In Goma, rotated boundary conditions cause rotation of the vector equation on an element side if there are no Dirichlet conditions applied to that vector equation and if the total number of independent rotated conditions is less than the number of dimensions of the physical problem (i.e., in a 2D problem, the vector equation is rotated only when one independent rotated condition exists at that node).

Thus along any rotated boundary, the three vector equations (e.g. x, y, and z mesh equations) are replaced by three new equations as specified in this section. The user can decide to replace the component equations by rotated forms of the equations (or even unrotated forms of the equations), or to replace the component equations by boundary conditions. These specifications also dictate how to calculate the tangent vectors which are sometimes ill-defined in 3D. This section is designed to accommodate an arbitrary number of rotation specifications listed in the Goma input between Rotation Specifications = and END OF ROT.

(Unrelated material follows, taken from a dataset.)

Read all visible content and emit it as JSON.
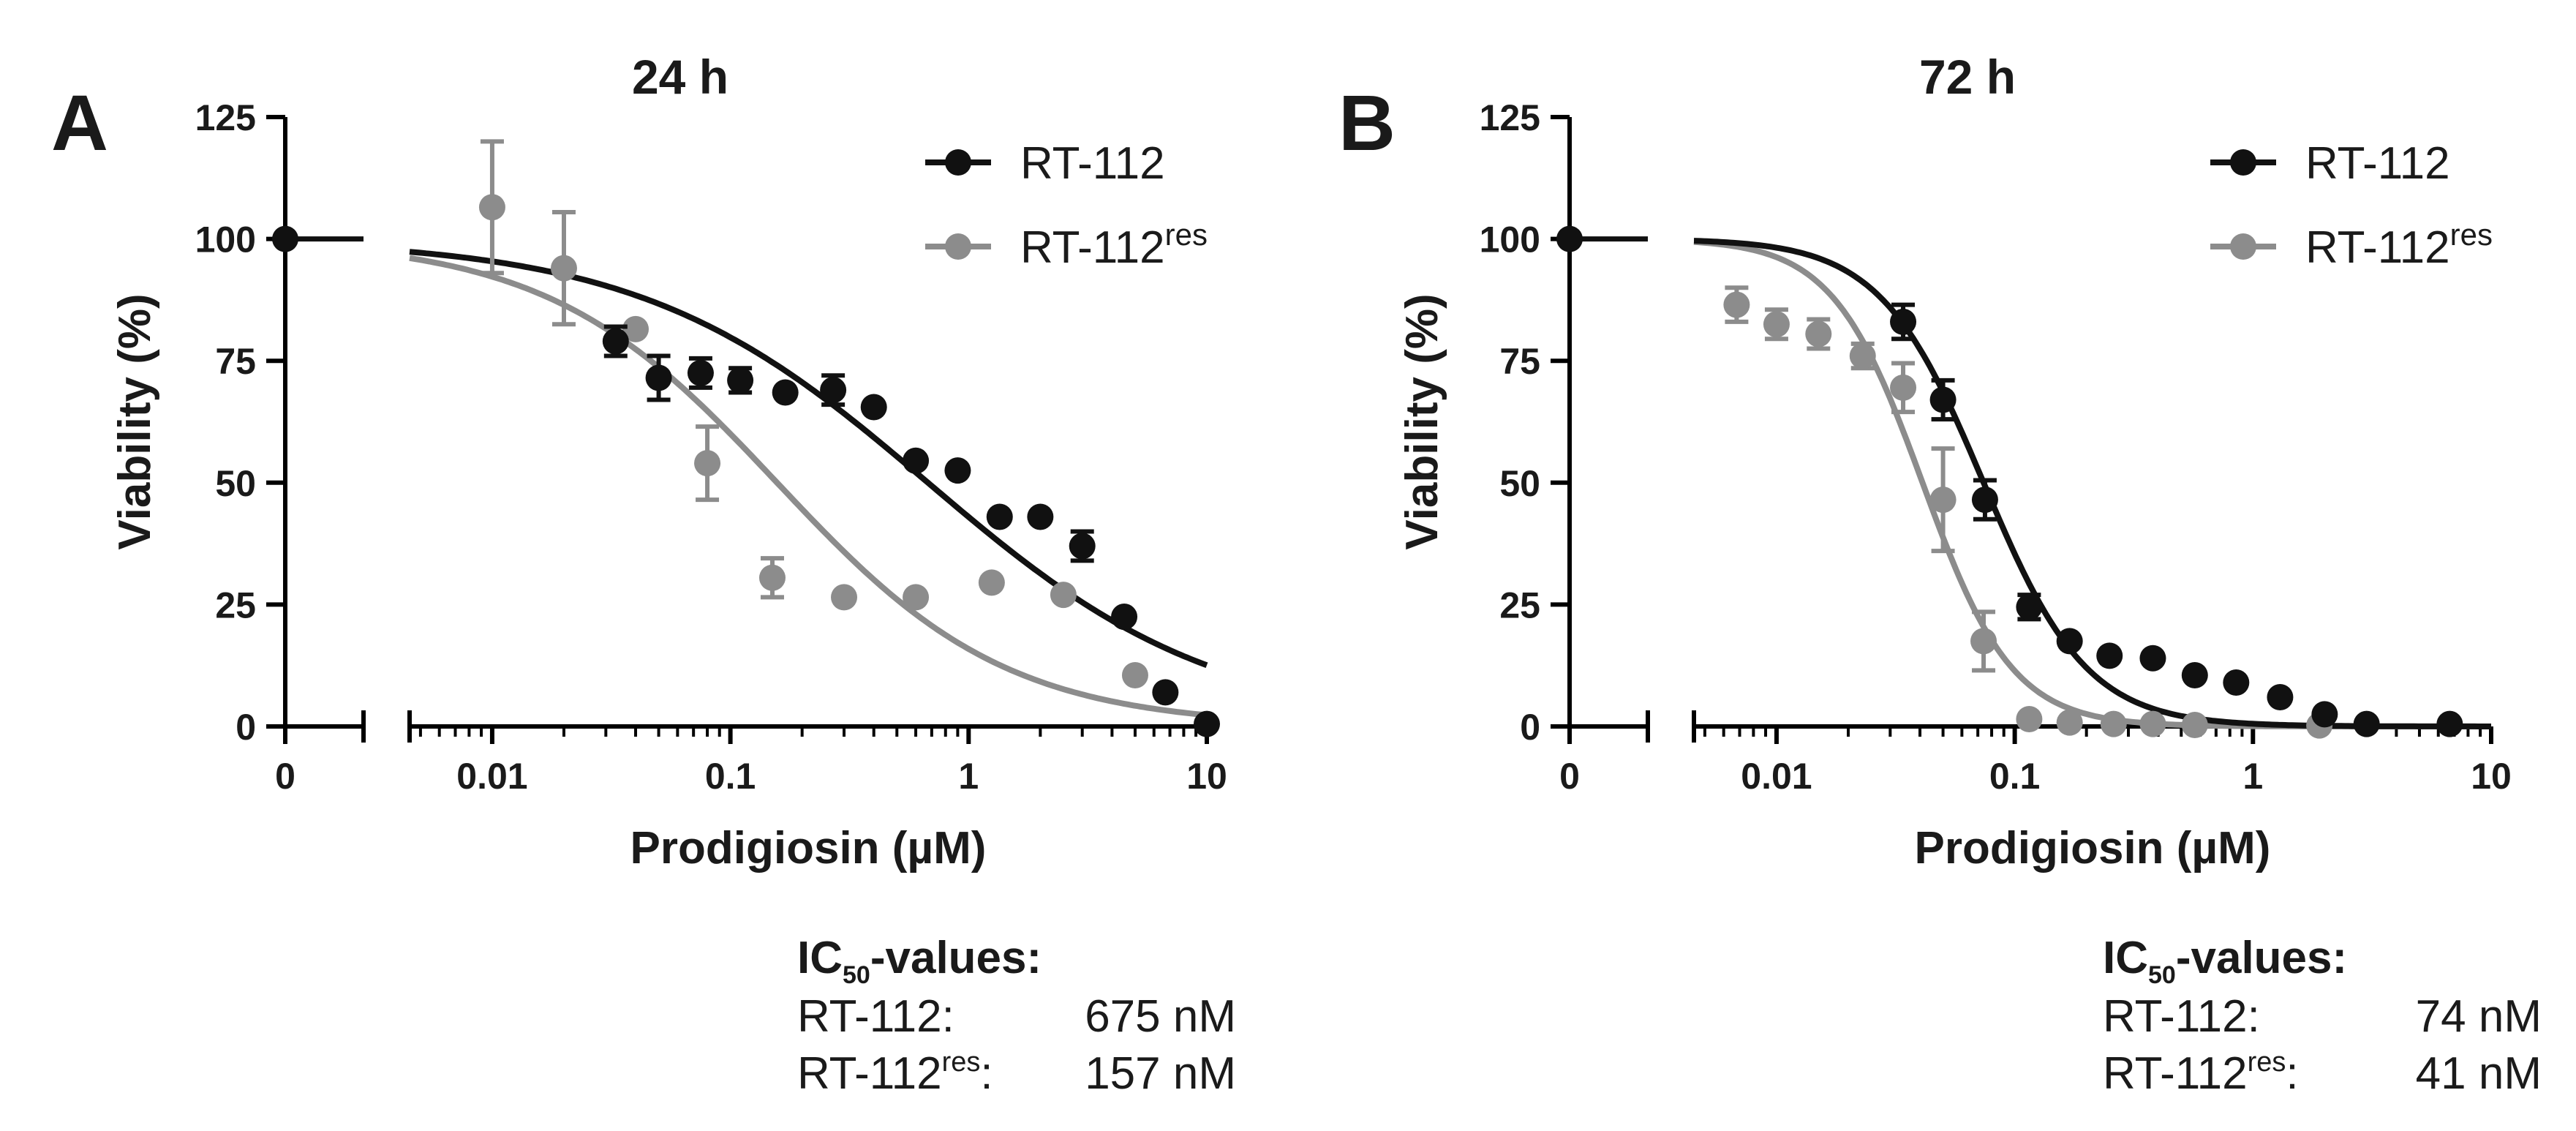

All of this behavior is implemented through the overloaded ROT input card. There are three types of ROT cards depending on whether the condition applies on a surface, an edge or a vertex. Goma makes no assumptions about the topology of the mesh surfaces; all the topology is defined through the ROT card. In this implementation, a surface is defined as a side-set, an edge is defined as the intersection of two side-sets, and a vertex is defined as the intersection of three side-sets at a single node. Although all three types of input cards start with ROT =, we list them as three independent cards to make the discussion more straightforward. As nodes that are contained on edges must also be contained on the adjacent surfaces, these rotation specifications have a hierarchy – vertex, edge, surface – such that vertex conditions override edge conditions which override surface conditions.

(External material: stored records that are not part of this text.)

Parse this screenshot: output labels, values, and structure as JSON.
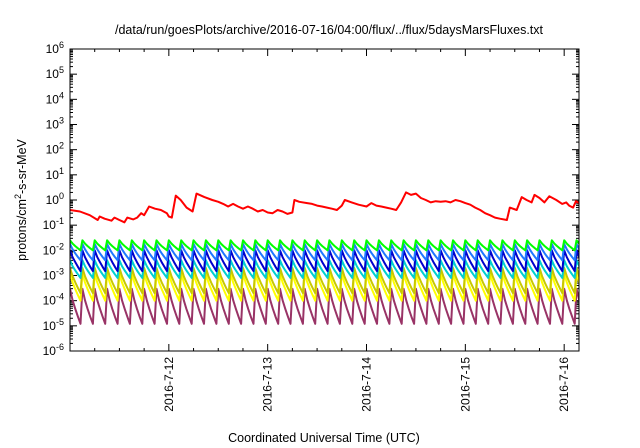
{
  "chart_data": {
    "type": "line",
    "title": "/data/run/goesPlots/archive/2016-07-16/04:00/flux/../flux/5daysMarsFluxes.txt",
    "xlabel": "Coordinated Universal Time (UTC)",
    "ylabel": {
      "prefix": "protons/cm",
      "superscript": "2",
      "suffix": "-s-sr-MeV"
    },
    "x_range_days": [
      0.0,
      5.15
    ],
    "xticks": [
      {
        "day": 1.0,
        "label": "2016-7-12"
      },
      {
        "day": 2.0,
        "label": "2016-7-13"
      },
      {
        "day": 3.0,
        "label": "2016-7-14"
      },
      {
        "day": 4.0,
        "label": "2016-7-15"
      },
      {
        "day": 5.0,
        "label": "2016-7-16"
      }
    ],
    "yscale": "log",
    "ylim_exponent": [
      -6,
      6
    ],
    "yticks": [
      {
        "exp": 6,
        "base": "10",
        "power": "6"
      },
      {
        "exp": 5,
        "base": "10",
        "power": "5"
      },
      {
        "exp": 4,
        "base": "10",
        "power": "4"
      },
      {
        "exp": 3,
        "base": "10",
        "power": "3"
      },
      {
        "exp": 2,
        "base": "10",
        "power": "2"
      },
      {
        "exp": 1,
        "base": "10",
        "power": "1"
      },
      {
        "exp": 0,
        "base": "10",
        "power": "0"
      },
      {
        "exp": -1,
        "base": "10",
        "power": "-1"
      },
      {
        "exp": -2,
        "base": "10",
        "power": "-2"
      },
      {
        "exp": -3,
        "base": "10",
        "power": "-3"
      },
      {
        "exp": -4,
        "base": "10",
        "power": "-4"
      },
      {
        "exp": -5,
        "base": "10",
        "power": "-5"
      },
      {
        "exp": -6,
        "base": "10",
        "power": "-6"
      }
    ],
    "grid": false,
    "legend": "none",
    "red_series": {
      "color": "#ff0000",
      "points": [
        [
          0.0,
          0.4
        ],
        [
          0.1,
          0.35
        ],
        [
          0.2,
          0.25
        ],
        [
          0.28,
          0.16
        ],
        [
          0.3,
          0.22
        ],
        [
          0.35,
          0.18
        ],
        [
          0.42,
          0.15
        ],
        [
          0.45,
          0.2
        ],
        [
          0.5,
          0.16
        ],
        [
          0.55,
          0.13
        ],
        [
          0.58,
          0.2
        ],
        [
          0.64,
          0.17
        ],
        [
          0.68,
          0.2
        ],
        [
          0.72,
          0.3
        ],
        [
          0.75,
          0.25
        ],
        [
          0.8,
          0.55
        ],
        [
          0.86,
          0.45
        ],
        [
          0.92,
          0.4
        ],
        [
          0.98,
          0.3
        ],
        [
          1.0,
          0.22
        ],
        [
          1.03,
          0.2
        ],
        [
          1.07,
          1.5
        ],
        [
          1.12,
          1.0
        ],
        [
          1.18,
          0.5
        ],
        [
          1.24,
          0.35
        ],
        [
          1.28,
          1.8
        ],
        [
          1.36,
          1.3
        ],
        [
          1.44,
          1.0
        ],
        [
          1.5,
          0.85
        ],
        [
          1.55,
          0.7
        ],
        [
          1.6,
          0.55
        ],
        [
          1.65,
          0.7
        ],
        [
          1.7,
          0.55
        ],
        [
          1.75,
          0.45
        ],
        [
          1.8,
          0.55
        ],
        [
          1.85,
          0.45
        ],
        [
          1.9,
          0.35
        ],
        [
          1.95,
          0.4
        ],
        [
          2.0,
          0.32
        ],
        [
          2.05,
          0.3
        ],
        [
          2.1,
          0.4
        ],
        [
          2.15,
          0.35
        ],
        [
          2.2,
          0.28
        ],
        [
          2.25,
          0.32
        ],
        [
          2.27,
          1.0
        ],
        [
          2.32,
          0.85
        ],
        [
          2.4,
          0.75
        ],
        [
          2.45,
          0.7
        ],
        [
          2.5,
          0.6
        ],
        [
          2.55,
          0.55
        ],
        [
          2.6,
          0.5
        ],
        [
          2.65,
          0.45
        ],
        [
          2.7,
          0.4
        ],
        [
          2.75,
          0.6
        ],
        [
          2.78,
          1.0
        ],
        [
          2.85,
          0.8
        ],
        [
          2.92,
          0.65
        ],
        [
          3.0,
          0.55
        ],
        [
          3.05,
          0.75
        ],
        [
          3.1,
          0.6
        ],
        [
          3.15,
          0.55
        ],
        [
          3.2,
          0.5
        ],
        [
          3.25,
          0.45
        ],
        [
          3.3,
          0.4
        ],
        [
          3.35,
          0.8
        ],
        [
          3.4,
          2.0
        ],
        [
          3.45,
          1.6
        ],
        [
          3.5,
          1.8
        ],
        [
          3.55,
          1.2
        ],
        [
          3.6,
          1.0
        ],
        [
          3.65,
          0.8
        ],
        [
          3.7,
          0.9
        ],
        [
          3.75,
          0.85
        ],
        [
          3.8,
          0.9
        ],
        [
          3.85,
          0.8
        ],
        [
          3.9,
          1.0
        ],
        [
          3.95,
          0.9
        ],
        [
          4.0,
          0.75
        ],
        [
          4.05,
          0.65
        ],
        [
          4.1,
          0.5
        ],
        [
          4.15,
          0.4
        ],
        [
          4.2,
          0.3
        ],
        [
          4.25,
          0.25
        ],
        [
          4.3,
          0.2
        ],
        [
          4.35,
          0.18
        ],
        [
          4.42,
          0.16
        ],
        [
          4.45,
          0.5
        ],
        [
          4.52,
          0.4
        ],
        [
          4.57,
          1.3
        ],
        [
          4.62,
          1.0
        ],
        [
          4.67,
          0.8
        ],
        [
          4.7,
          1.6
        ],
        [
          4.75,
          1.2
        ],
        [
          4.8,
          0.8
        ],
        [
          4.85,
          1.4
        ],
        [
          4.92,
          1.0
        ],
        [
          4.98,
          0.7
        ],
        [
          5.02,
          0.8
        ],
        [
          5.05,
          0.6
        ],
        [
          5.09,
          0.5
        ],
        [
          5.12,
          0.9
        ],
        [
          5.15,
          0.75
        ]
      ]
    },
    "sawtooth_series": {
      "period_days": 0.125,
      "start_day": 0.0,
      "end_day": 5.15,
      "series": [
        {
          "color": "#00ff00",
          "peak": 0.025,
          "trough": 0.01
        },
        {
          "color": "#1f78ff",
          "peak": 0.018,
          "trough": 0.004
        },
        {
          "color": "#0000cd",
          "peak": 0.01,
          "trough": 0.0015
        },
        {
          "color": "#00d0d0",
          "peak": 0.004,
          "trough": 0.0008
        },
        {
          "color": "#c8c800",
          "peak": 0.002,
          "trough": 0.0002
        },
        {
          "color": "#ffff00",
          "peak": 0.0012,
          "trough": 0.0001
        },
        {
          "color": "#993366",
          "peak": 0.0003,
          "trough": 1.2e-05
        }
      ]
    }
  }
}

Note: it is possible to solve a 3D problem with rotated boundaries by only creating rotation specifications for those boundaries, and letting Goma determine the behavior at the remaining boundaries. However, this is a dangerous practice; it is much better to explicitly tell Goma how to treat all boundaries so that the behavior is well defined. An important example is the intersection of a rotated boundary and an unrotated boundary, it is still a rotated boundary and requires an edge ROT specification.